Faccia a faccia con una delle menti ideatrici di Homi, il nuovo salone dedicato alla persona, ai suoi stili di vita ed ai suoi spazi, per scoprire una designer che riesce a coniugare l’innovazione con la sostenibilità ambientale e sociale.
A gennaio 2014 Macef, il salone della casa che si svolge a Milano con cadenza semestrale – appuntamento irrinunciabile per gli addetti ai lavori provenienti da ogni parte del mondo – ha celebrato il mezzo secolo di vita. Con l’occasione l’ente Fiera Milano ha scelto di rilanciare la sua manifestazione di punta, rivoluzionandone completamente il concept per puntare l’attenzione direttamente sulla persona, le sue abitudini di vita e, di conseguenza, l’ambiente in cui abita e agisce. Il nuovo salone si presenta al pubblico completamente rinnovato nell’immagine, negli allestimenti e nel nome: Homi, acronimo di Home Milano. Appena conclusa la seconda edizione, Artalks ha incontrato Lucy Salamanca, la designer di origini colombiane che con Alessandro Agrati costituisce il tandem di creativi che sta alla base di questa importante – e riuscita – trasformazione. Abbiamo avuto il piacere di scoprire una professionista creativa, preparata e lungimirante ma che, al contempo, non perde il contato con i valori profondi di questo mestiere, a iniziare dal rispetto per chi lavora alla realizzazione delle sue idee.
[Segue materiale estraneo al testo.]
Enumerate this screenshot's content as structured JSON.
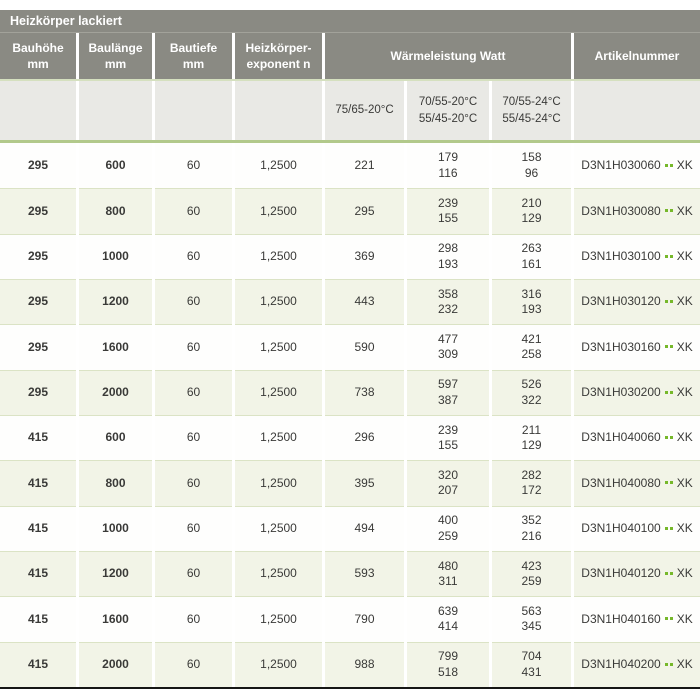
{
  "title": "Heizkörper lackiert",
  "colors": {
    "header_gray": "#8a8a83",
    "subheader_gray": "#e9e9e5",
    "row_stripe_green": "#f2f4e7",
    "divider_green": "#b2c98b",
    "accent_green_dots": "#76b82a"
  },
  "header": {
    "bauhoehe": "Bauhöhe\nmm",
    "baulaenge": "Baulänge\nmm",
    "bautiefe": "Bautiefe\nmm",
    "exponent": "Heizkörper-\nexponent n",
    "waermeleistung": "Wärmeleistung Watt",
    "artikelnummer": "Artikelnummer"
  },
  "subheader": {
    "temp1": "75/65-20°C",
    "temp2": "70/55-20°C\n55/45-20°C",
    "temp3": "70/55-24°C\n55/45-24°C"
  },
  "rows": [
    {
      "bauhoehe": "295",
      "baulaenge": "600",
      "bautiefe": "60",
      "exponent": "1,2500",
      "watt_75_65": "221",
      "watt_70_55_20": "179\n116",
      "watt_70_55_24": "158\n96",
      "artikel": "D3N1H030060",
      "artikel_suffix": "XK"
    },
    {
      "bauhoehe": "295",
      "baulaenge": "800",
      "bautiefe": "60",
      "exponent": "1,2500",
      "watt_75_65": "295",
      "watt_70_55_20": "239\n155",
      "watt_70_55_24": "210\n129",
      "artikel": "D3N1H030080",
      "artikel_suffix": "XK"
    },
    {
      "bauhoehe": "295",
      "baulaenge": "1000",
      "bautiefe": "60",
      "exponent": "1,2500",
      "watt_75_65": "369",
      "watt_70_55_20": "298\n193",
      "watt_70_55_24": "263\n161",
      "artikel": "D3N1H030100",
      "artikel_suffix": "XK"
    },
    {
      "bauhoehe": "295",
      "baulaenge": "1200",
      "bautiefe": "60",
      "exponent": "1,2500",
      "watt_75_65": "443",
      "watt_70_55_20": "358\n232",
      "watt_70_55_24": "316\n193",
      "artikel": "D3N1H030120",
      "artikel_suffix": "XK"
    },
    {
      "bauhoehe": "295",
      "baulaenge": "1600",
      "bautiefe": "60",
      "exponent": "1,2500",
      "watt_75_65": "590",
      "watt_70_55_20": "477\n309",
      "watt_70_55_24": "421\n258",
      "artikel": "D3N1H030160",
      "artikel_suffix": "XK"
    },
    {
      "bauhoehe": "295",
      "baulaenge": "2000",
      "bautiefe": "60",
      "exponent": "1,2500",
      "watt_75_65": "738",
      "watt_70_55_20": "597\n387",
      "watt_70_55_24": "526\n322",
      "artikel": "D3N1H030200",
      "artikel_suffix": "XK"
    },
    {
      "bauhoehe": "415",
      "baulaenge": "600",
      "bautiefe": "60",
      "exponent": "1,2500",
      "watt_75_65": "296",
      "watt_70_55_20": "239\n155",
      "watt_70_55_24": "211\n129",
      "artikel": "D3N1H040060",
      "artikel_suffix": "XK"
    },
    {
      "bauhoehe": "415",
      "baulaenge": "800",
      "bautiefe": "60",
      "exponent": "1,2500",
      "watt_75_65": "395",
      "watt_70_55_20": "320\n207",
      "watt_70_55_24": "282\n172",
      "artikel": "D3N1H040080",
      "artikel_suffix": "XK"
    },
    {
      "bauhoehe": "415",
      "baulaenge": "1000",
      "bautiefe": "60",
      "exponent": "1,2500",
      "watt_75_65": "494",
      "watt_70_55_20": "400\n259",
      "watt_70_55_24": "352\n216",
      "artikel": "D3N1H040100",
      "artikel_suffix": "XK"
    },
    {
      "bauhoehe": "415",
      "baulaenge": "1200",
      "bautiefe": "60",
      "exponent": "1,2500",
      "watt_75_65": "593",
      "watt_70_55_20": "480\n311",
      "watt_70_55_24": "423\n259",
      "artikel": "D3N1H040120",
      "artikel_suffix": "XK"
    },
    {
      "bauhoehe": "415",
      "baulaenge": "1600",
      "bautiefe": "60",
      "exponent": "1,2500",
      "watt_75_65": "790",
      "watt_70_55_20": "639\n414",
      "watt_70_55_24": "563\n345",
      "artikel": "D3N1H040160",
      "artikel_suffix": "XK"
    },
    {
      "bauhoehe": "415",
      "baulaenge": "2000",
      "bautiefe": "60",
      "exponent": "1,2500",
      "watt_75_65": "988",
      "watt_70_55_20": "799\n518",
      "watt_70_55_24": "704\n431",
      "artikel": "D3N1H040200",
      "artikel_suffix": "XK"
    }
  ]
}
Attraverso quale percorso formativo si è avvicinata al design?
Lucy Salamanca: «Prima di entrare all’università, il design per me non esisteva. Non sapevo cosa fosse: c’erano l’architettura e l’interior design. Ho studiato all’Università di Bogotà dove ho avuto modo di avvicinarmi a questa nuova disciplina che mi ha appassionata sin dalle prime lezioni; al termine del corso mi sono iscritta ad un master sul design automobilistico all’Istituto Europeo del Design di Milano. Ebbene sì, mi ha sempre affascinato questo mezzo nomade che ci porta ovunque ed ero entusiasta all’dea di cimentarmi con la progettazione dell’abitacolo e della carrozzeria. Al termine degli studi teorici ho lavorato un anno al centro ricerche Alfa Romeo, occupandomi dell’Alfa 33. Sono stata fortunata, anche se è stato difficile essere donna in un simile contesto – il mondo delle auto era ed è tuttora composto in prevalenza da uomini – ancora oggi, nel mio lavoro, utilizzo insegnamenti appresi allora. Successivamente, sono entrata nel giro degli studi milanesi, ho collaborato con Paolo Nava, Paolo Orlandini e con lo Studio Rosari, affrontando il mondo dei mobili, del bagno e delle barche, aggiungendo così un altro tassello alla mia formazione. Passo dopo passo, in un percorso di crescita professionale che – mi piace dire – continua ogni giorno, ho aperto uno studio mio a Milano per trasferirmi, dopo pochi anni, a Bologna».
Forse troppo a lungo il mondo del design ha avuto difficoltà ad aprire le porte all’altra metà del cielo. Certamente ci sono state grandi progettiste ma si è trattato episodi sporadici che hanno indotto Matali Crasset ad affermare: “Quando ha iniziato ad aprirsi al mondo femminile, il design ha scoperto un’importante e nuova componente: quella del rito domestico“. Condivide questo punto di vista?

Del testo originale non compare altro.